- Siege of Autun: Part of the Roman–Alamanni conflict and Roman–Germanic Wars
| Date | 356 AD |
| Location | Autun, Gallia Lugdunensis (modern-day France) |
| Result | Roman victory |

Belligerents
- Western Roman Empire: Alamanni

Commanders and leaders
- Julian: Unknown

Strength
- Unknown: Unknown

Casualties and losses
- Unknown: Unknown

= Siege of Autun (356) =

The siege of Autun was a conflict fought between the Roman Empire and the invading barbarian Alamanni tribe, who were ravaging Gaul, in 356 AD. The Romans successfully defended the city, and the barbarians retreated on the approach of reinforcements.

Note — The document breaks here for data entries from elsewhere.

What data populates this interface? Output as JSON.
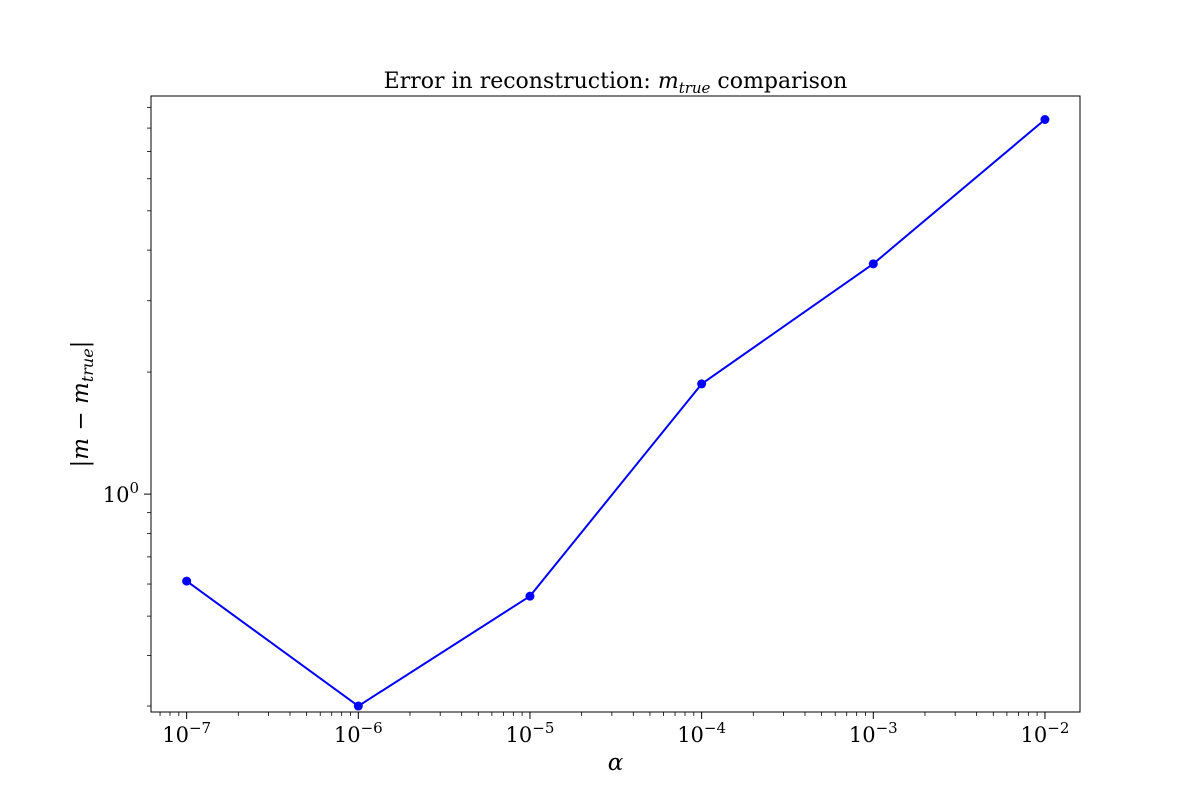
{
  "chart_data": {
    "type": "line",
    "title_prefix": "Error in reconstruction: ",
    "title_var": "m",
    "title_var_sub": "true",
    "title_suffix": " comparison",
    "xlabel": "α",
    "ylabel": "|m − m",
    "ylabel_sub": "true",
    "ylabel_end": "|",
    "x_scale": "log",
    "y_scale": "log",
    "xlim": [
      6.2e-08,
      0.016
    ],
    "ylim": [
      0.29,
      9.6
    ],
    "grid": false,
    "x_ticks": [
      {
        "value": 1e-07,
        "base": "10",
        "exp": "−7"
      },
      {
        "value": 1e-06,
        "base": "10",
        "exp": "−6"
      },
      {
        "value": 1e-05,
        "base": "10",
        "exp": "−5"
      },
      {
        "value": 0.0001,
        "base": "10",
        "exp": "−4"
      },
      {
        "value": 0.001,
        "base": "10",
        "exp": "−3"
      },
      {
        "value": 0.01,
        "base": "10",
        "exp": "−2"
      }
    ],
    "y_ticks": [
      {
        "value": 1,
        "base": "10",
        "exp": "0"
      }
    ],
    "series": [
      {
        "color": "#0000ff",
        "marker": "circle",
        "x": [
          1e-07,
          1e-06,
          1e-05,
          0.0001,
          0.001,
          0.01
        ],
        "y": [
          0.61,
          0.3,
          0.56,
          1.87,
          3.7,
          8.4
        ]
      }
    ]
  }
}
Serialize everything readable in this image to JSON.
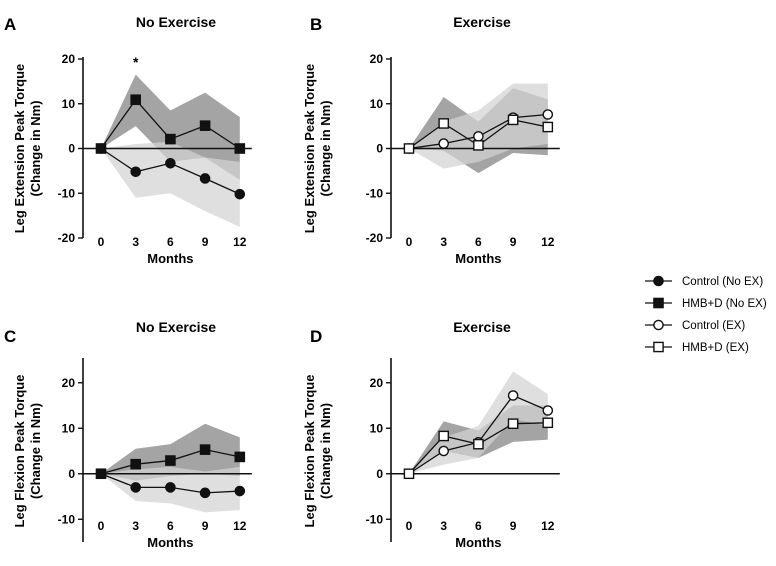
{
  "legend": [
    {
      "label": "Control (No EX)",
      "marker": "circle",
      "filled": true
    },
    {
      "label": "HMB+D (No EX)",
      "marker": "square",
      "filled": true
    },
    {
      "label": "Control (EX)",
      "marker": "circle",
      "filled": false
    },
    {
      "label": "HMB+D (EX)",
      "marker": "square",
      "filled": false
    }
  ],
  "colors": {
    "line": "#111111",
    "band_dark": "#8a8a8a",
    "band_light": "#d2d2d2"
  },
  "chart_data": [
    {
      "panel": "A",
      "type": "line",
      "title": "No Exercise",
      "xlabel": "Months",
      "ylabel": [
        "Leg Extension Peak Torque",
        "(Change in Nm)"
      ],
      "x": [
        0,
        3,
        6,
        9,
        12
      ],
      "ylim": [
        -20,
        20
      ],
      "yticks": [
        -20,
        -10,
        0,
        10,
        20
      ],
      "annotations": [
        {
          "text": "*",
          "x": 3,
          "y": 19.5
        }
      ],
      "series": [
        {
          "name": "Control (No EX)",
          "marker": "circle",
          "filled": true,
          "values": [
            0,
            -5.2,
            -3.3,
            -6.7,
            -10.2
          ],
          "band": {
            "shade": "light",
            "upper": [
              0,
              1,
              1.5,
              -2,
              -3
            ],
            "lower": [
              0,
              -11,
              -10,
              -14,
              -17.5
            ]
          }
        },
        {
          "name": "HMB+D (No EX)",
          "marker": "square",
          "filled": true,
          "values": [
            0,
            10.9,
            2.1,
            5.1,
            0
          ],
          "band": {
            "shade": "dark",
            "upper": [
              0,
              16.5,
              8.5,
              12.5,
              7
            ],
            "lower": [
              0,
              5,
              -3,
              -2,
              -7
            ]
          }
        }
      ]
    },
    {
      "panel": "B",
      "type": "line",
      "title": "Exercise",
      "xlabel": "Months",
      "ylabel": [
        "Leg Extension Peak Torque",
        "(Change in Nm)"
      ],
      "x": [
        0,
        3,
        6,
        9,
        12
      ],
      "ylim": [
        -20,
        20
      ],
      "yticks": [
        -20,
        -10,
        0,
        10,
        20
      ],
      "series": [
        {
          "name": "Control (EX)",
          "marker": "circle",
          "filled": false,
          "values": [
            0,
            1.1,
            2.7,
            6.9,
            7.6
          ],
          "band": {
            "shade": "light",
            "upper": [
              0,
              6,
              8.5,
              14.5,
              14.5
            ],
            "lower": [
              0,
              -4.5,
              -3,
              0,
              1
            ]
          }
        },
        {
          "name": "HMB+D (EX)",
          "marker": "square",
          "filled": false,
          "values": [
            0,
            5.6,
            0.7,
            6.4,
            4.8
          ],
          "band": {
            "shade": "dark",
            "upper": [
              0,
              11.5,
              6,
              13.5,
              11
            ],
            "lower": [
              0,
              -0.5,
              -5.5,
              -1,
              -1.5
            ]
          }
        }
      ]
    },
    {
      "panel": "C",
      "type": "line",
      "title": "No Exercise",
      "xlabel": "Months",
      "ylabel": [
        "Leg Flexion Peak Torque",
        "(Change in Nm)"
      ],
      "x": [
        0,
        3,
        6,
        9,
        12
      ],
      "ylim": [
        -15,
        25
      ],
      "yticks": [
        -10,
        0,
        10,
        20
      ],
      "series": [
        {
          "name": "Control (No EX)",
          "marker": "circle",
          "filled": true,
          "values": [
            0,
            -3.0,
            -3.0,
            -4.2,
            -3.8
          ],
          "band": {
            "shade": "light",
            "upper": [
              0,
              1,
              1.5,
              0.5,
              1.5
            ],
            "lower": [
              0,
              -6,
              -6.5,
              -8.5,
              -8
            ]
          }
        },
        {
          "name": "HMB+D (No EX)",
          "marker": "square",
          "filled": true,
          "values": [
            0,
            2.1,
            2.9,
            5.3,
            3.7
          ],
          "band": {
            "shade": "dark",
            "upper": [
              0,
              5.5,
              6.5,
              11,
              8
            ],
            "lower": [
              0,
              -1.5,
              -0.5,
              0,
              -0.5
            ]
          }
        }
      ]
    },
    {
      "panel": "D",
      "type": "line",
      "title": "Exercise",
      "xlabel": "Months",
      "ylabel": [
        "Leg Flexion Peak Torque",
        "(Change in Nm)"
      ],
      "x": [
        0,
        3,
        6,
        9,
        12
      ],
      "ylim": [
        -15,
        25
      ],
      "yticks": [
        -10,
        0,
        10,
        20
      ],
      "series": [
        {
          "name": "Control (EX)",
          "marker": "circle",
          "filled": false,
          "values": [
            0,
            5.0,
            6.9,
            17.2,
            13.9
          ],
          "band": {
            "shade": "light",
            "upper": [
              0,
              8,
              10.5,
              22.5,
              17.5
            ],
            "lower": [
              0,
              2,
              3.5,
              12,
              10.5
            ]
          }
        },
        {
          "name": "HMB+D (EX)",
          "marker": "square",
          "filled": false,
          "values": [
            0,
            8.3,
            6.5,
            11.0,
            11.2
          ],
          "band": {
            "shade": "dark",
            "upper": [
              0,
              11.5,
              9.5,
              15,
              15
            ],
            "lower": [
              0,
              5,
              3.5,
              7,
              7.5
            ]
          }
        }
      ]
    }
  ]
}
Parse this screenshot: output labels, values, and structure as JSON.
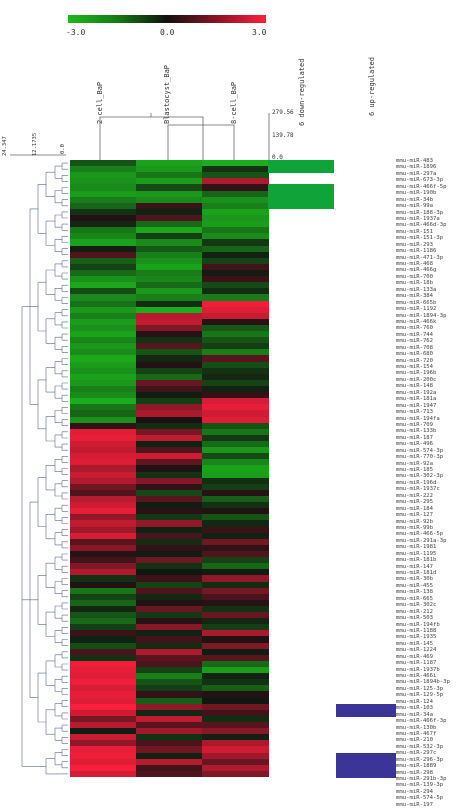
{
  "colorbar": {
    "min_label": "-3.0",
    "mid_label": "0.0",
    "max_label": "3.0",
    "colors": [
      "#1db81d",
      "#111111",
      "#ff1f3c"
    ]
  },
  "columns": [
    "2-cell_BaP",
    "Blastocyst_BaP",
    "8-cell_BaP"
  ],
  "col_dendrogram_ticks": [
    "279.56",
    "139.78",
    "0.0"
  ],
  "row_dendrogram_ticks": [
    "24.347",
    "12.1735",
    "0.0"
  ],
  "regulation_labels": {
    "down": "6 down-regulated",
    "up": "6 up-regulated",
    "down_color": "#10a33a",
    "up_color": "#3a3596"
  },
  "chart_data": {
    "type": "heatmap",
    "title": "",
    "color_scale": [
      -3.0,
      0.0,
      3.0
    ],
    "columns": [
      "2-cell_BaP",
      "Blastocyst_BaP",
      "8-cell_BaP"
    ],
    "rows": [
      "mmu-miR-483",
      "mmu-miR-1896",
      "mmu-miR-297a",
      "mmu-miR-673-3p",
      "mmu-miR-466f-5p",
      "mmu-miR-190b",
      "mmu-miR-34b",
      "mmu-miR-99a",
      "mmu-miR-188-3p",
      "mmu-miR-1937a",
      "mmu-miR-466d-3p",
      "mmu-miR-151",
      "mmu-miR-151-3p",
      "mmu-miR-293",
      "mmu-miR-1186",
      "mmu-miR-471-3p",
      "mmu-miR-468",
      "mmu-miR-466g",
      "mmu-miR-700",
      "mmu-miR-18b",
      "mmu-miR-133a",
      "mmu-miR-384",
      "mmu-miR-665b",
      "mmu-miR-1192",
      "mmu-miR-1894-3p",
      "mmu-miR-466k",
      "mmu-miR-760",
      "mmu-miR-744",
      "mmu-miR-762",
      "mmu-miR-708",
      "mmu-miR-680",
      "mmu-miR-720",
      "mmu-miR-154",
      "mmu-miR-196b",
      "mmu-miR-200c",
      "mmu-miR-148",
      "mmu-miR-192a",
      "mmu-miR-181a",
      "mmu-miR-1947",
      "mmu-miR-713",
      "mmu-miR-194fa",
      "mmu-miR-709",
      "mmu-miR-133b",
      "mmu-miR-187",
      "mmu-miR-496",
      "mmu-miR-574-3p",
      "mmu-miR-770-3p",
      "mmu-miR-92a",
      "mmu-miR-185",
      "mmu-miR-302-3p",
      "mmu-miR-196d",
      "mmu-miR-1937c",
      "mmu-miR-222",
      "mmu-miR-295",
      "mmu-miR-184",
      "mmu-miR-127",
      "mmu-miR-92b",
      "mmu-miR-99b",
      "mmu-miR-466-5p",
      "mmu-miR-291a-3p",
      "mmu-miR-1981",
      "mmu-miR-1195",
      "mmu-miR-181b",
      "mmu-miR-147",
      "mmu-miR-181d",
      "mmu-miR-30b",
      "mmu-miR-455",
      "mmu-miR-138",
      "mmu-miR-665",
      "mmu-miR-302c",
      "mmu-miR-212",
      "mmu-miR-503",
      "mmu-miR-194fb",
      "mmu-miR-1188",
      "mmu-miR-1935",
      "mmu-miR-145",
      "mmu-miR-1224",
      "mmu-miR-469",
      "mmu-miR-1187",
      "mmu-miR-1937b",
      "mmu-miR-466i",
      "mmu-miR-1894b-3p",
      "mmu-miR-125-3p",
      "mmu-miR-129-5p",
      "mmu-miR-124",
      "mmu-miR-103",
      "mmu-miR-34a",
      "mmu-miR-466f-3p",
      "mmu-miR-130b",
      "mmu-miR-467f",
      "mmu-miR-210",
      "mmu-miR-532-3p",
      "mmu-miR-297c",
      "mmu-miR-296-3p",
      "mmu-miR-1889",
      "mmu-miR-298",
      "mmu-miR-291b-3p",
      "mmu-miR-139-3p",
      "mmu-miR-294",
      "mmu-miR-574-5p",
      "mmu-miR-197"
    ],
    "values": [
      [
        -1.2,
        -2.6,
        -2.8
      ],
      [
        -2.0,
        -2.4,
        -0.6
      ],
      [
        -2.4,
        -1.8,
        -1.2
      ],
      [
        -2.3,
        -2.5,
        2.0
      ],
      [
        -2.2,
        -1.0,
        0.4
      ],
      [
        -2.5,
        -2.4,
        -1.5
      ],
      [
        -1.9,
        -2.2,
        -2.3
      ],
      [
        -1.5,
        0.5,
        -2.0
      ],
      [
        -0.6,
        -0.3,
        -2.6
      ],
      [
        0.2,
        0.8,
        -2.4
      ],
      [
        -0.4,
        -1.6,
        -2.5
      ],
      [
        -1.8,
        -2.7,
        -1.8
      ],
      [
        -2.1,
        -0.8,
        -2.2
      ],
      [
        -2.6,
        -2.2,
        -0.7
      ],
      [
        -0.2,
        -1.3,
        -1.5
      ],
      [
        0.8,
        -2.0,
        -0.3
      ],
      [
        -1.4,
        -2.3,
        -0.9
      ],
      [
        -0.9,
        -2.6,
        0.6
      ],
      [
        -1.6,
        -1.9,
        -0.2
      ],
      [
        -2.3,
        -2.1,
        0.5
      ],
      [
        -2.7,
        -1.6,
        -1.0
      ],
      [
        -1.0,
        -2.4,
        -0.5
      ],
      [
        -2.2,
        -2.0,
        -1.9
      ],
      [
        -1.7,
        -0.5,
        2.8
      ],
      [
        -2.4,
        -2.8,
        2.6
      ],
      [
        -2.0,
        2.1,
        2.3
      ],
      [
        -2.5,
        2.2,
        0.3
      ],
      [
        -2.3,
        1.4,
        -1.3
      ],
      [
        -2.6,
        0.3,
        -1.8
      ],
      [
        -2.1,
        -0.6,
        -1.2
      ],
      [
        -2.4,
        0.9,
        -0.8
      ],
      [
        -2.2,
        -1.2,
        -2.0
      ],
      [
        -2.7,
        -0.4,
        0.9
      ],
      [
        -2.5,
        0.2,
        -1.1
      ],
      [
        -2.3,
        -0.9,
        -0.6
      ],
      [
        -2.6,
        -1.6,
        -0.4
      ],
      [
        -2.4,
        1.1,
        -0.9
      ],
      [
        -2.0,
        0.6,
        -0.3
      ],
      [
        -2.2,
        -0.2,
        0.4
      ],
      [
        -2.8,
        -0.8,
        2.5
      ],
      [
        -1.8,
        1.6,
        2.7
      ],
      [
        -1.5,
        1.9,
        2.4
      ],
      [
        -2.3,
        0.1,
        2.6
      ],
      [
        0.4,
        -0.5,
        -1.2
      ],
      [
        2.6,
        1.3,
        -1.8
      ],
      [
        2.7,
        2.2,
        -0.7
      ],
      [
        2.4,
        -0.3,
        -1.6
      ],
      [
        2.2,
        0.8,
        -2.4
      ],
      [
        2.5,
        2.4,
        -1.0
      ],
      [
        2.6,
        1.0,
        -2.1
      ],
      [
        1.9,
        0.2,
        -2.6
      ],
      [
        2.3,
        -0.6,
        -2.5
      ],
      [
        2.0,
        1.5,
        -0.5
      ],
      [
        1.2,
        0.4,
        -0.8
      ],
      [
        0.8,
        -1.0,
        0.3
      ],
      [
        2.1,
        0.9,
        -1.4
      ],
      [
        2.4,
        -0.2,
        -0.6
      ],
      [
        2.7,
        0.3,
        0.2
      ],
      [
        1.6,
        -0.7,
        -1.2
      ],
      [
        2.2,
        1.6,
        -0.4
      ],
      [
        1.8,
        -0.3,
        0.5
      ],
      [
        2.5,
        0.7,
        -0.3
      ],
      [
        0.9,
        -0.5,
        1.2
      ],
      [
        1.5,
        0.4,
        0.4
      ],
      [
        0.3,
        -0.2,
        0.8
      ],
      [
        0.6,
        1.2,
        -0.9
      ],
      [
        1.4,
        -0.6,
        -1.5
      ],
      [
        2.0,
        -0.1,
        -0.2
      ],
      [
        -0.6,
        0.5,
        1.6
      ],
      [
        0.2,
        -0.9,
        -0.5
      ],
      [
        -1.8,
        0.8,
        1.3
      ],
      [
        -0.9,
        -0.4,
        0.7
      ],
      [
        -1.5,
        0.2,
        0.3
      ],
      [
        -0.4,
        1.1,
        -0.6
      ],
      [
        -1.2,
        -0.7,
        1.1
      ],
      [
        -1.6,
        0.3,
        -0.4
      ],
      [
        -0.8,
        1.5,
        -0.8
      ],
      [
        0.5,
        -0.3,
        1.9
      ],
      [
        -0.3,
        0.6,
        0.2
      ],
      [
        -1.1,
        -0.5,
        1.4
      ],
      [
        0.7,
        2.0,
        -0.2
      ],
      [
        -0.6,
        0.9,
        0.9
      ],
      [
        2.8,
        0.7,
        -1.6
      ],
      [
        2.7,
        -0.9,
        -2.5
      ],
      [
        2.6,
        -2.0,
        -0.3
      ],
      [
        2.8,
        -1.2,
        -0.6
      ],
      [
        2.5,
        -0.8,
        -1.4
      ],
      [
        2.7,
        0.4,
        0.2
      ],
      [
        2.6,
        -1.4,
        -0.1
      ],
      [
        2.9,
        1.6,
        1.2
      ],
      [
        2.4,
        -0.4,
        0.6
      ],
      [
        1.3,
        2.2,
        -0.5
      ],
      [
        2.1,
        0.9,
        0.9
      ],
      [
        -0.2,
        1.8,
        1.5
      ],
      [
        2.3,
        -0.6,
        -0.3
      ],
      [
        1.6,
        0.7,
        1.9
      ],
      [
        2.7,
        1.2,
        2.4
      ],
      [
        2.8,
        -0.3,
        1.8
      ],
      [
        2.6,
        2.1,
        1.1
      ],
      [
        2.9,
        0.6,
        2.0
      ],
      [
        2.5,
        0.8,
        1.4
      ]
    ],
    "row_highlights": {
      "down_regulated": [
        "mmu-miR-483",
        "mmu-miR-1896",
        "mmu-miR-466f-5p",
        "mmu-miR-190b",
        "mmu-miR-34b",
        "mmu-miR-99a"
      ],
      "up_regulated": [
        "mmu-miR-467f",
        "mmu-miR-210",
        "mmu-miR-139-3p",
        "mmu-miR-294",
        "mmu-miR-574-5p",
        "mmu-miR-197"
      ]
    }
  }
}
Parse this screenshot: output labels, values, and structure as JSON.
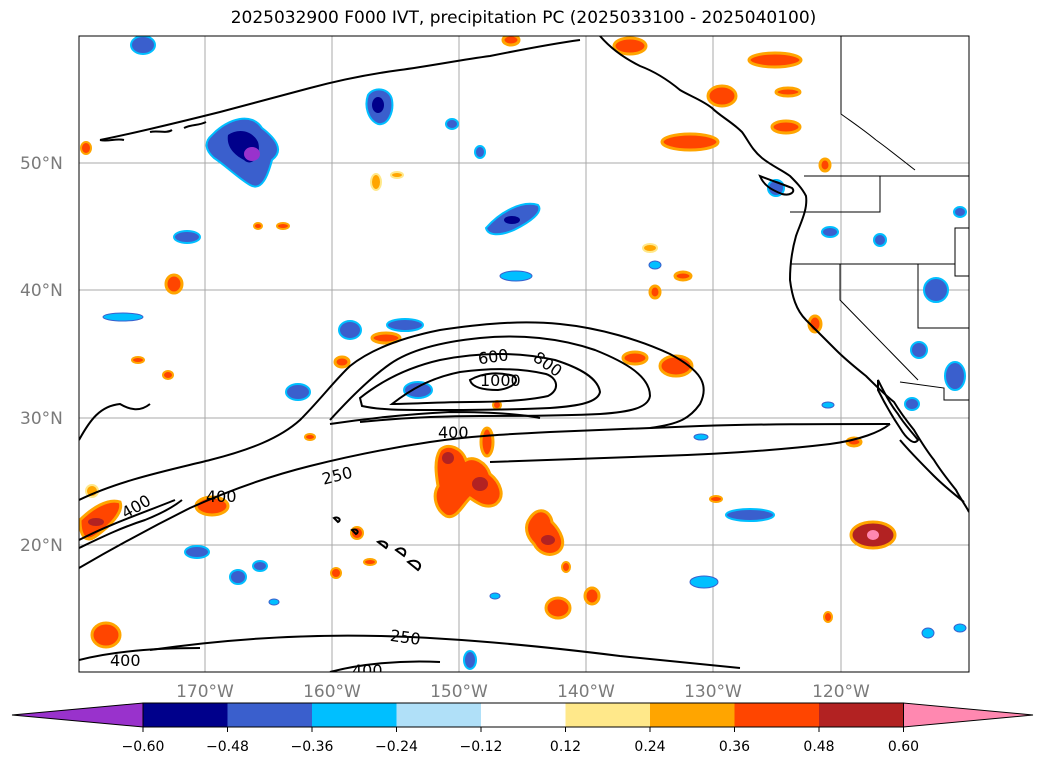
{
  "title": "2025032900 F000 IVT, precipitation PC (2025033100 - 2025040100)",
  "lat_ticks": [
    "50°N",
    "40°N",
    "30°N",
    "20°N"
  ],
  "lon_ticks": [
    "170°W",
    "160°W",
    "150°W",
    "140°W",
    "130°W",
    "120°W"
  ],
  "ivt_contour_labels": [
    "250",
    "400",
    "600",
    "800",
    "1000",
    "400",
    "250",
    "400",
    "400",
    "250",
    "400",
    "400"
  ],
  "colorbar": {
    "ticks": [
      "−0.60",
      "−0.48",
      "−0.36",
      "−0.24",
      "−0.12",
      "0.12",
      "0.24",
      "0.36",
      "0.48",
      "0.60"
    ],
    "colors": [
      "#9932cc",
      "#00008b",
      "#3a5fcd",
      "#00bfff",
      "#b0e0f8",
      "#ffffff",
      "#ffe88a",
      "#ffa500",
      "#ff4500",
      "#b22222",
      "#ff88b0"
    ]
  }
}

Conflict between Roman and Alemanni forces (356)

== Background ==
During the Roman civil war of 350–353, Emperor Constantius II sought to increase pressure on his rival Magnentius by urging the Alemannic confederation to cross the Rhine and invade Magnentius' dominions in Gaul. The scheme was successful; the tribes under the command of Chnodomar and his allies invaded Gaul, defeating Caesar Decentius (Magnentius' brother) in the field, and besieging him in Sens. At the conclusion of the civil war, however, the Alemani declined to yield their conquests to the emperor, though he had granted them a commission to attack exclusively the rebels. Constantius entrusted Silvanus with driving the barbarians from Gaul and restoring Roman authority there. After the latter's revolt in early 355 AD, Constantitus elevated his cousin Julian to the title of Caesar of the Western Roman Empire on 6 November, 355. On the first day of December, Julian was sent from Mediolanum to assume his command. He resided in Vienne, on the Rhône river, during the winter of 355–356.

== Autun ==
In 356, as soon as the campaign season had begun, Julian received a report that the city of Autun, the capital of the Aedui, was under siege by a sizable army of Alemanni. Though the ancient town boasted a vast extent of walls, these were in a state of some disrepair, and consequently the city's regular garrison, despairing of defense, had abandoned their posts. Only the patriotic valor of a band of veterans residing in the city preserved the inhabitants from the ravages of the Alemans. Though he had no previous experience of arms or warfare, Julian at once advanced to lift the siege, arriving on 24 June. The barbarians retreated upon his approach.